Gonsalves, on the other hand, had better command than usual. He was at 88-91 mph, and some felt he was able to relax on the mound a bit more as his team scratched out a few runs for him. Gonsalves' secondary stuff -- the splitter he uses for his offspeed pitch and his breaking ball -- still remain a work in progress. But on this day, Gonsalves came out ahead as his Cathedral Catholic team beat Clarkin and James Madison, 4-1.
Other high school pitchers
Scouts also spent a good amount of time over the weekend in Northern California, with many checking out another interesting high school southpaw in Matt Krook.
Krook and his St. Ignatius team took part in the Dante Benedetti Classic at AT&T Park on Saturday. The 6-foot-2 lefty showed why scouts want to see him, and also the work he needs to do, all in one outing. He came out of the gate extremely well, firing his fastball up to 94 mph in the early going. But Krook wasn't able to maintain his velocity. He struggled with his delivery and his breaking ball wasn't consistent. Krook did get the victory, but he gave up five runs in the fourth. Still, a big lefty with a good arm won't be ignored, and a team that feels they can help him with his delivery issues might give it a shot.
That Dante Benedetti Classic was a two-for-one deal for scouts. It was a doubleheader, with the one high school game and one college game. So many stuck around to see not only Krook, but University of San Francisco starter Alex Balog.
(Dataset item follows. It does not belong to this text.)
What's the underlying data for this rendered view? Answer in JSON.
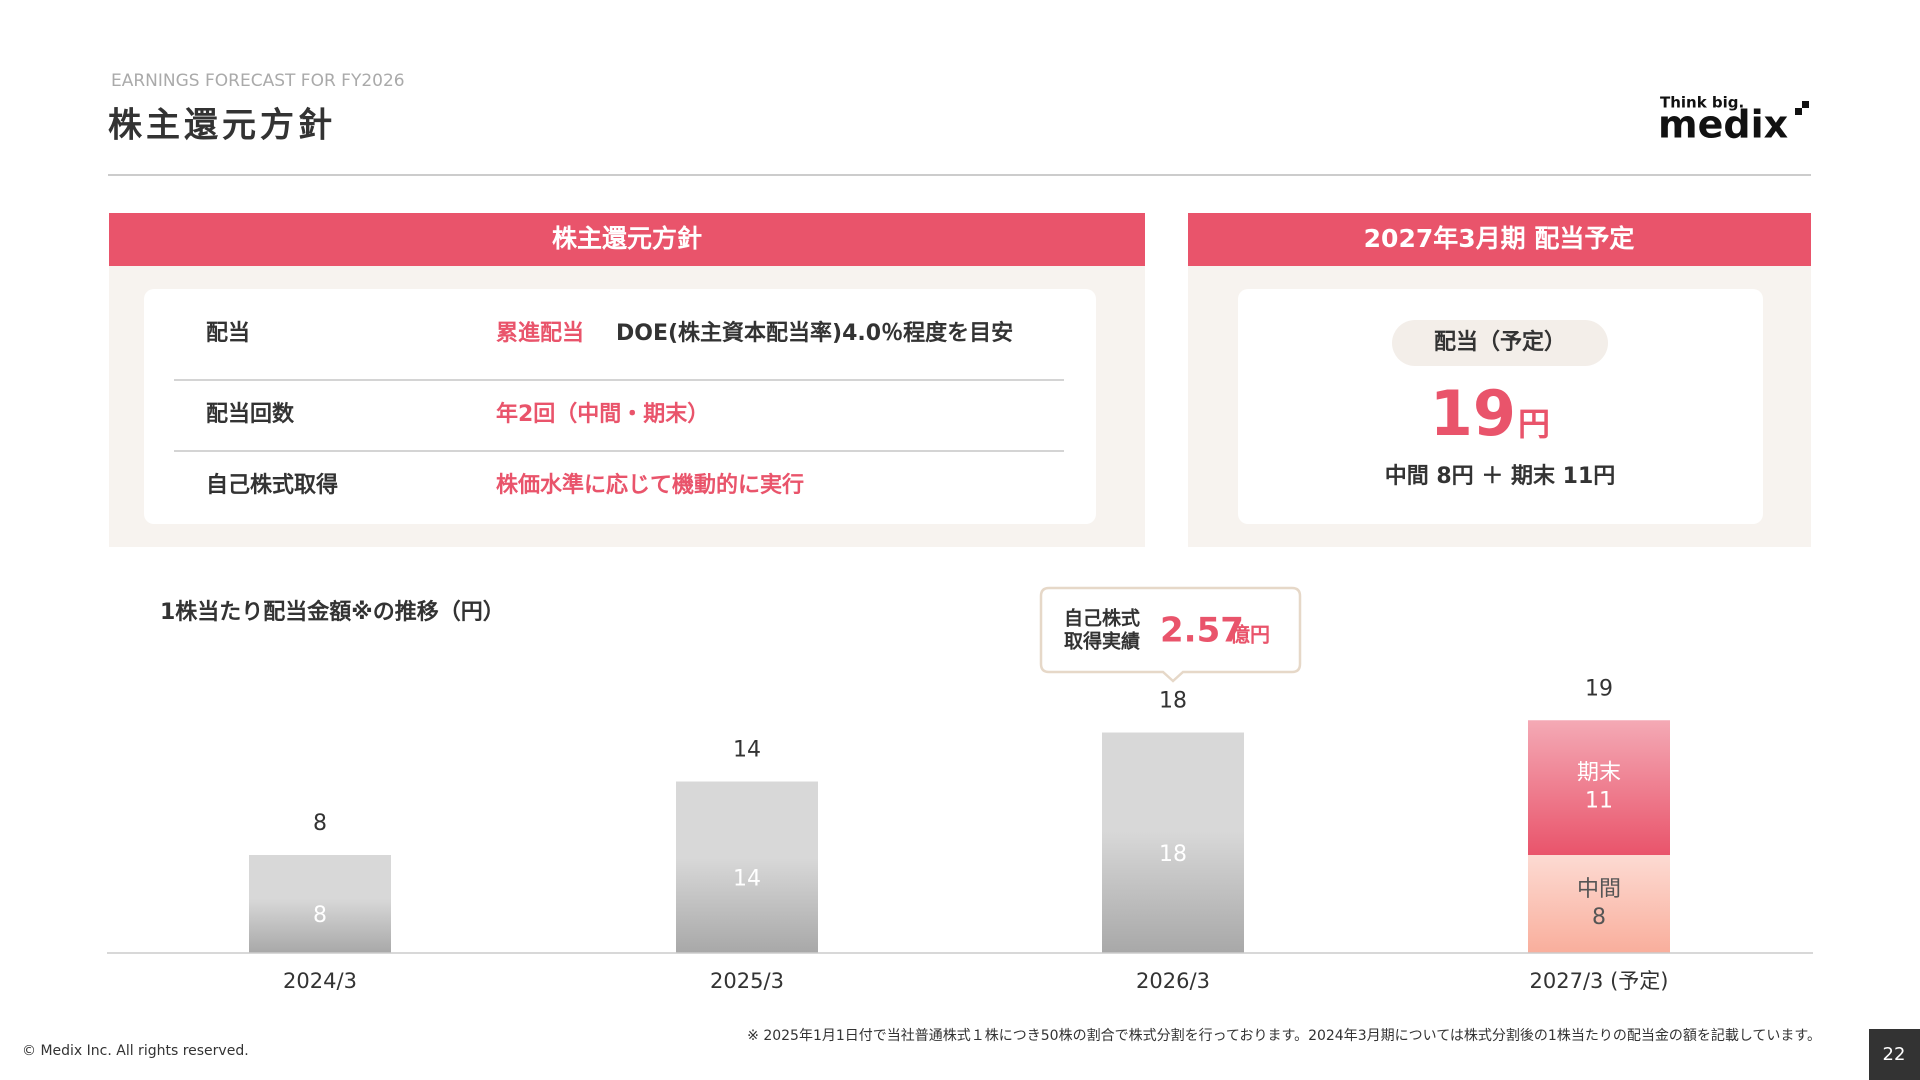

While the right-hander got the loss, allowing five runs on eight hits over 6 2/3 innings, some felt it was a bit of a bounce-back effort after a poor outing against Gonzaga the previous week. Balog was up to 94 mph and showed glimpses of four usable pitches. But one scout felt his stuff didn't really jump out, with below-average secondary pitches, and pegged him as more of a back-of-the-rotation type at best.
Scouts not in the San Francisco area may have been in Tennessee for a really solid University of Florida vs. Vanderbilt weekend, including Saturday's game to see Florida's Jonathon Crawford. The right-hander, initially thought to be one of the better college arms in the class, has struggled for much of the spring, and he continued to do so Saturday. His pure stuff is still there, with plenty of arm strength. But Crawford's mechanics -- and as a result, his command -- are way off. He allowed six runs on 12 hits over six innings against Vandy.
As a quick aside on the 2014 Draft, however, Tyler Beede threw very well on Saturday. The 2011 first-rounder already has scouts buzzing about his top-of-the-Draft potential a year from now.
It can't all be arms, right? There aren't a ton of college bats to talk about, especially at the top of the Draft. The good ones do tend to rise as a result. And some scouts think New Mexico first baseman DJ Peterson will be gone before the first half of the first round is over.
Peterson went 3-for-12 against Nevada over the weekend, with a double and two RBIs in Friday's contest. But he nevertheless impressed with both his ability to hit and his plus power. There are some college hitters with power (Kris Bryant) and some who can hit (Colin Moran), but some feel Peterson has the best combination of the two tools in this class.
High school hitters
Going from a big bopper to more of a table-setter type, Draft Watch finishes off back in the Georgia high school ranks. Austin Meadows and Clint Frazier may get most of the publicity, but there's a lot to like about Parkview's Josh Hart.
Hart profiles as a top-of-the-order type, a guy who will use his speed on both sides of the ball to be a basestealing threat and a good defender in the outfield. He's a slashing, slap-and-run hitter, an outstanding athlete who reminds some of a Denard Span or Ben Revere-type player.